Natural history museums offer amazing portals into worlds miles away from our own, and into eras from the distant past. Comprised of fossils, minerals, preserved specimens, and much more, some collections are of palatial grandeur. Although every museum has some sort of system in place to track incoming and outgoing items, those systems are not connected, museum to museum. Keeping a more detailed record of who has what across the world could not only be important for conservation, but for cataloging how life on Earth has changed, and forecasting how it will continue to do so in the future. 

For example, there are case studies showing how analyzing the collections of these museums can be useful for studying pandemic preparedness, invasive species, colonial heritage, and more. 

But this lack of connection might be a thing of the past. A paper published in the journal Science last week describes how a dozen large museums came together to map the entire collections of 73 of the world’s largest natural history museums across 28 countries in order to figure out what digital infrastructure is needed to establish a global inventory survey. 

“There is no single shared portal covering the breadth of life, Earth, and anthropological specimens in natural history collections, nor a way for researchers to link these data with other sources of information,” the researchers wrote in the paper. “We envision a coordinated strategy for the global collection that is based on strategic collecting, increased digitization, new technologies, and enhanced networking and coordination of museums.” 

[Related: Why ocean researchers want to create a global library of undersea sounds]

Although recent tech advances in fields like isotopic identification, imaging, genomic analysis, and machine learning are making it easier to access information related to the collections, in order to have a shared portal of sorts, the team found that they needed to first work through some logistical kinks. 

Why researchers surveyed more than 1.1 billion objects across 73 museums
The exhibition “digitize!” offers a unique look at how the museum’s collections are imaged and digitized.
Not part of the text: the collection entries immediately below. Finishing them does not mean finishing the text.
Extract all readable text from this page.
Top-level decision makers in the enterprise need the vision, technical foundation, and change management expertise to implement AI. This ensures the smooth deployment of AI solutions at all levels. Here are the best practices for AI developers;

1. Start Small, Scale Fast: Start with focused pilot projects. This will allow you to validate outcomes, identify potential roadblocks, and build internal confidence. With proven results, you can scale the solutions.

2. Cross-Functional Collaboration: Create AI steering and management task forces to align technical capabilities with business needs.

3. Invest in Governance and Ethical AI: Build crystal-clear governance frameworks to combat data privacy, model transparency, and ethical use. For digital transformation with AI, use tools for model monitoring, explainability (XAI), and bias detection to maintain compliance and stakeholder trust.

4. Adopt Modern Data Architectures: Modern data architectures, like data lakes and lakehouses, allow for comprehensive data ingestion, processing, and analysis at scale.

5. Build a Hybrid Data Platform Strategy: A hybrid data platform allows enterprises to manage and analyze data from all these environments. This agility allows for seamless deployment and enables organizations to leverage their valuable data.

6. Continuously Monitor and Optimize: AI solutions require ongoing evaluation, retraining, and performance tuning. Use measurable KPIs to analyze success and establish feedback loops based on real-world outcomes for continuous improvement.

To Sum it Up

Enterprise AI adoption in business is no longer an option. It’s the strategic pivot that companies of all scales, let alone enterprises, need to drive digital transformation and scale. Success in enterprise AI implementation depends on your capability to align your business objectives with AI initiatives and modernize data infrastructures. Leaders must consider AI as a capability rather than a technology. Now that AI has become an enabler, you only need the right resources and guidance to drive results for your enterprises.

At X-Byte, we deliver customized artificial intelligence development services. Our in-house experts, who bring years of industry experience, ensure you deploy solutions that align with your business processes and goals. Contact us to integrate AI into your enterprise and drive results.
Thomas Rosenthal / Museum für Naturkunde Berlin

“Until now, it has been difficult to enumerate or compare the complete contents of large museums because their collections are not fully digitized, and the terminology used to describe subcollections is variable,” they wrote. This, they think, is due to the fact that most museums operate independently, and do not have the data structure needed to provide open access to the outside.

“Most of the collection information that we surveyed is not digitally accessible: Only 16% of the objects have digitally discoverable records, and only 0.2% of biological collections have accessible genomic records,” they added.

Why researchers surveyed more than 1.1 billion objects across 73 museums
Scanning the barcode attached to the insect specimen links to a digital copy. Nico Garstman / Naturalis Biodiversity Center

Therefore, for the purpose of this survey, they came up with a common vocabulary for the types of objects, and the collections or geographic source areas they can be categorized into. They ran this methodology with all 73 museums, going through 1,147,934,687 specimens in total. You can see the breakdown in an online dashboard the team created. 

[Related: Open data is a blessing for science—but it comes with its own curses]

The survey found that while there was a vast diversity of items spanning areas of study from biology, geology, paleontology, anthropology, there were also “conspicuous gaps across museum collections in areas including tropic and polar regions, marine systems, and undiscovered arthropod and microbial diversity,” they noted. “These gaps could provide a roadmap for coordinated collecting efforts going forward.”

This is not to say that museums have been totally in the dark with their data. In fact, the survey organizers brought attention to several existing networks that have been established to integrate biodiversity data around the world, including the Global Biodiversity Information Facility, the Earth BioGenome Project, and the International Barcode of Life, just to name a few. 

Plus, they lauded programs like the Atlas of Living Australia and Integrated Digitized Biocollections for coming up with “innovative solutions to support collection digitization, data integration, and mobilization.” Having more readily available datasets makes it easier for others to work with them to look for patterns, or build tools and models that are helpful for the scientific community at-large.